The addition of a lottery to the gambling landscape of the state of Mississippi has been one of the major concerns of local lawmakers, as a special legislative session could be called over the next few weeks by the Republican Governor Phil Bryant.
State lawmakers have been aimed at generating approximately US$200 million per year in order to pay for some improvements brought across Mississippi. Governor Bryant, on the other hand, has revealed his intentions to call a special lawmaker session in August, in case that the leaders of the local House and Senate reach an agreement on the broader outlines of a funding plan.
The Republican Governor has made a suggestion to use money collected from taxes imposed on online sales, an establishment of a lottery as well as on the newly-legalized sports betting services.
According to the National Conference of State Legislatures, Mississippi is one of the six states, along with Alaska, Alabama, Nevada, Utah, and Hawaii, which does not have a lottery for the time being. The state saw its first legal dockside casinos open in August 1992, and only a few months later, in November 1992, local voters decided to lift the state constitution’s ban on a lottery. Despite this step, state legislators have never rolled out a new state law to bring a lottery to life, partly because of the fact that some religious groups opposed to the matter.
Lottery Taxes Described as Unreliable Source of Revenue
According to a new research commissioned by a local charity organization, The Pew Charitable Trusts, taxes imposed on gambling services, including sports betting and lotteries, as well as taxes on tobacco and alcohol, are a tempting but at the same time not so reliable source of revenue for US states.
The project director for state and local fiscal health of Pew Charitable Trusts, Mary Murphy, commented on the matter last week, during a conference call concerning the study. Ms. Murphy explained that it was not likely for such taxes to bring the desired change for larger budget issues which were faced by many states.
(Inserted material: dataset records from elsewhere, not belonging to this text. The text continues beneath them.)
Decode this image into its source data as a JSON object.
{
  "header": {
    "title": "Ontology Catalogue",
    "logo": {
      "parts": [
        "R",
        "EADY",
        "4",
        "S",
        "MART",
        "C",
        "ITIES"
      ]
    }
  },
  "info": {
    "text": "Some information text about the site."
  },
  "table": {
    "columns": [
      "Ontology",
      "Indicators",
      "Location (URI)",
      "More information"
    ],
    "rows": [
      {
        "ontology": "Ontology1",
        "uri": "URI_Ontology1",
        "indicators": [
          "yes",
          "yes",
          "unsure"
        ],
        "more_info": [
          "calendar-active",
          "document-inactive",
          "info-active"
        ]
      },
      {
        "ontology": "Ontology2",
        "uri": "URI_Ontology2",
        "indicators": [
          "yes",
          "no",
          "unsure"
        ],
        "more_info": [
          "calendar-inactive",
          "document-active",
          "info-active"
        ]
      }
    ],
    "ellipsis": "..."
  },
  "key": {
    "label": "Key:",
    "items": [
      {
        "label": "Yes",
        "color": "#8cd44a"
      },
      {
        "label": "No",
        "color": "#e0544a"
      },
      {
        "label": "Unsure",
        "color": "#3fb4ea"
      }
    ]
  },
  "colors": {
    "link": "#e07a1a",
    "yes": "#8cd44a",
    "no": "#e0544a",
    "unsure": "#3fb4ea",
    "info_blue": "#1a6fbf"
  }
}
As mentioned above, the addition of a lottery to the state of Mississippi has faced the opposition of some local religious groups. A lottery study group was created by Philip Gun of Clinton, a Republican House Speaker after the 2017 legislative session was brought to an end. The group made a research on the amount of money collected by neighboring states after lottery prizes were awarded to winners and expenses were paid during the budget year which ended on June 30th, 2016. According to the results of the study, the state of Tennessee managed to generate a total of US$395 million, the state of Louisiana collected US$177.9 million, while the state of Arkansas got US$85.2 million.
As revealed by the local state economist Darrin Webb in November 2017, the residents of Mississippi spend a total amount of between US$5 and US$10 million on an annual basis playing the lottery in Arkansas, and about US$30 million playing the lottery in the state of Louisiana.